On my post about Kelly Field's piece on student loan default rates at the Chronicle of Higher Education, they made this remark [truncated version]:
"Meanwhile, more recent rates of default and delinquency continue to decline (except on the high-risk non-federal loans to trade school students which continue to languish). Makes you wonder whether the 'awareness' of the powerful collection tools of the guaranty agencies, federally-guaranteed lenders and collection agencies promulgated by SLJ and others has 'backfired' by strengthening and reinforcing the old postsecondary [sic] system at all levels. It could also be that the vast majority of students and parents don't borrow more than they can handle (many still don't borrow at all), and the focus should be assisting the minority that has gotten in over its head."
At this point, I am not sure if the reader is agreeing or disagreeing with me. It is safe to assume that they are taking a jab at me as well as another advocate for student debtors. Regardless of their take on my work, they are clearly claiming that defaults are on the decline.
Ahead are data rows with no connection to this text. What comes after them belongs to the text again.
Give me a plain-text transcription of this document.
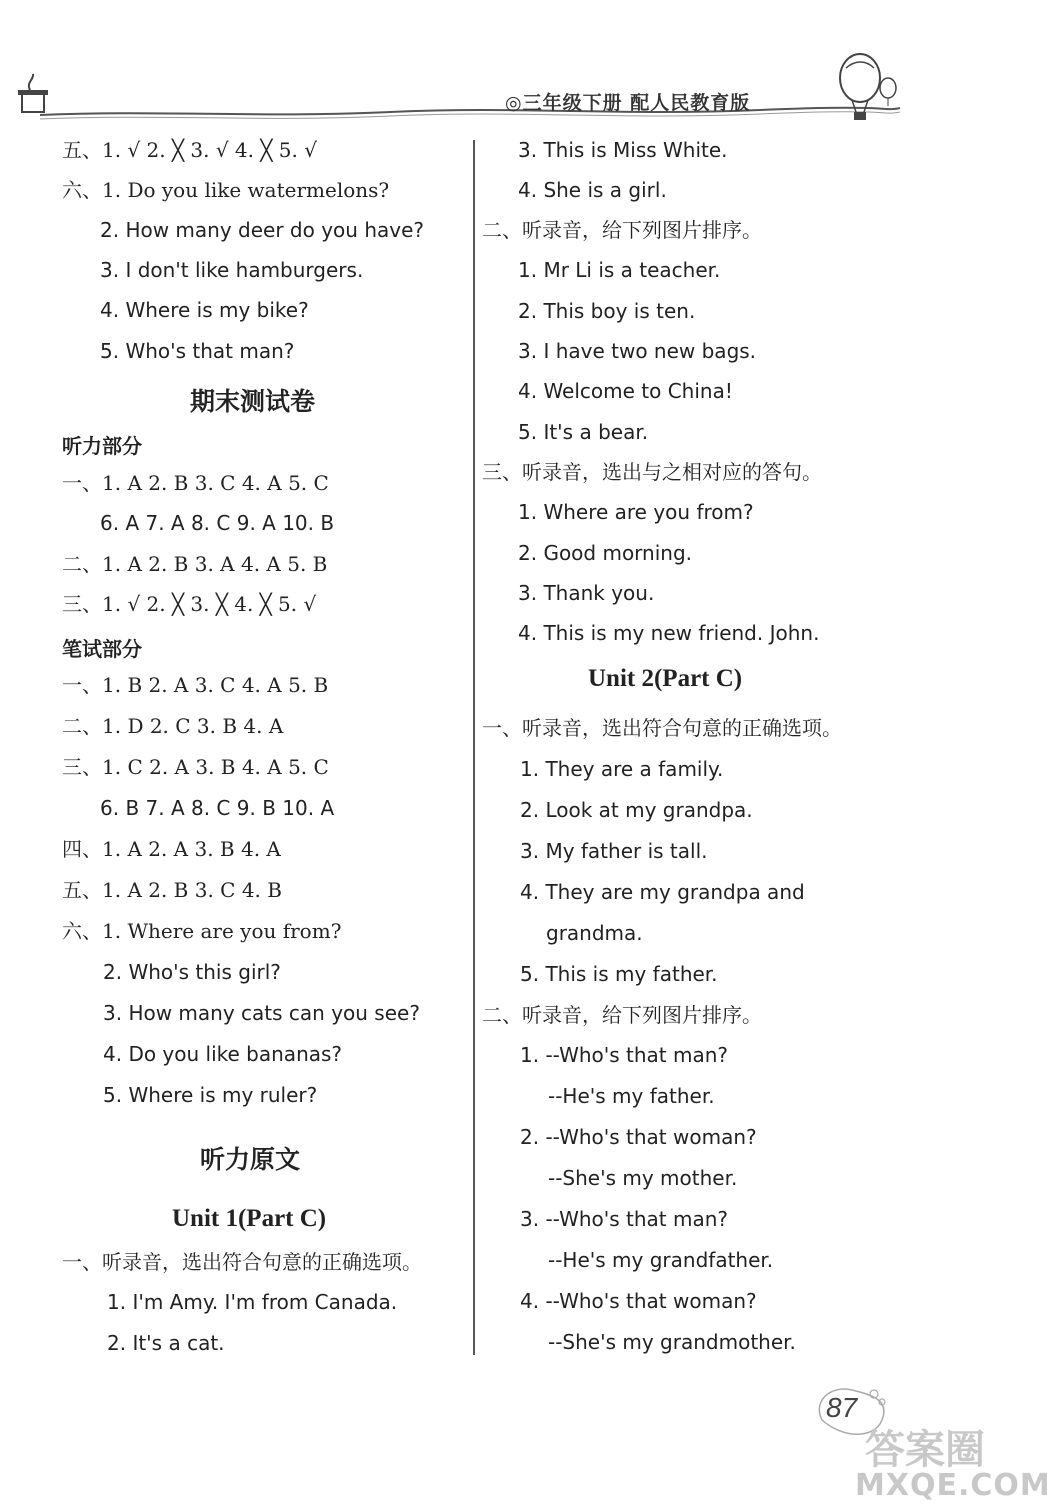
◎三年级下册 配人民教育版
五、1. √ 2. ╳ 3. √ 4. ╳ 5. √
六、1. Do you like watermelons?
2. How many deer do you have?
3. I don't like hamburgers.
4. Where is my bike?
5. Who's that man?
期末测试卷
听力部分
一、1. A 2. B 3. C 4. A 5. C
6. A 7. A 8. C 9. A 10. B
二、1. A 2. B 3. A 4. A 5. B
三、1. √ 2. ╳ 3. ╳ 4. ╳ 5. √
笔试部分
一、1. B 2. A 3. C 4. A 5. B
二、1. D 2. C 3. B 4. A
三、1. C 2. A 3. B 4. A 5. C
6. B 7. A 8. C 9. B 10. A
四、1. A 2. A 3. B 4. A
五、1. A 2. B 3. C 4. B
六、1. Where are you from?
2. Who's this girl?
3. How many cats can you see?
4. Do you like bananas?
5. Where is my ruler?
听力原文
Unit 1(Part C)
一、听录音，选出符合句意的正确选项。
1. I'm Amy. I'm from Canada.
2. It's a cat.
3. This is Miss White.
4. She is a girl.
二、听录音，给下列图片排序。
1. Mr Li is a teacher.
2. This boy is ten.
3. I have two new bags.
4. Welcome to China!
5. It's a bear.
三、听录音，选出与之相对应的答句。
1. Where are you from?
2. Good morning.
3. Thank you.
4. This is my new friend. John.
Unit 2(Part C)
一、听录音，选出符合句意的正确选项。
1. They are a family.
2. Look at my grandpa.
3. My father is tall.
4. They are my grandpa and
grandma.
5. This is my father.
二、听录音，给下列图片排序。
1. --Who's that man?
--He's my father.
2. --Who's that woman?
--She's my mother.
3. --Who's that man?
--He's my grandfather.
4. --Who's that woman?
--She's my grandmother.
87
答案圈
MXQE.COM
In the short post I wrote about M. Pilo the reader, and I'm presuming it's the same person, because the language and tone are similar in both remarks, wrote:
"Educational loan total balances are actually over $900 billion. Oh well, a reporter facing a deadline meets a garrulous but error-prone pundit: results are predictable.
Another one-sided story. Most students don’t borrow, and for the vast majority who do borrow, the debt is quite manageable. Oh well, I guess an article about a borrower paying $150 per month for several years is too boring for the newly-chic WSJ . . ."
I am not aware of defaults or delinquencies going down recently in any sector. In addition, if such information is available, perhaps this reader, who's clearly in the know, would be willing to submit it to me, so that I could publish it. Moreover, this commenter then separates out the for-profit sector.
Here's what I had to say to them, too: "Provide me with the evidence that debt is quite manageable. I don't buy it. On that note, I will be sending your comments to two contacts I have in the Dept. of Education. I'd like to see proof of this claim."
Until they show me the numbers, I ain't buying these claims.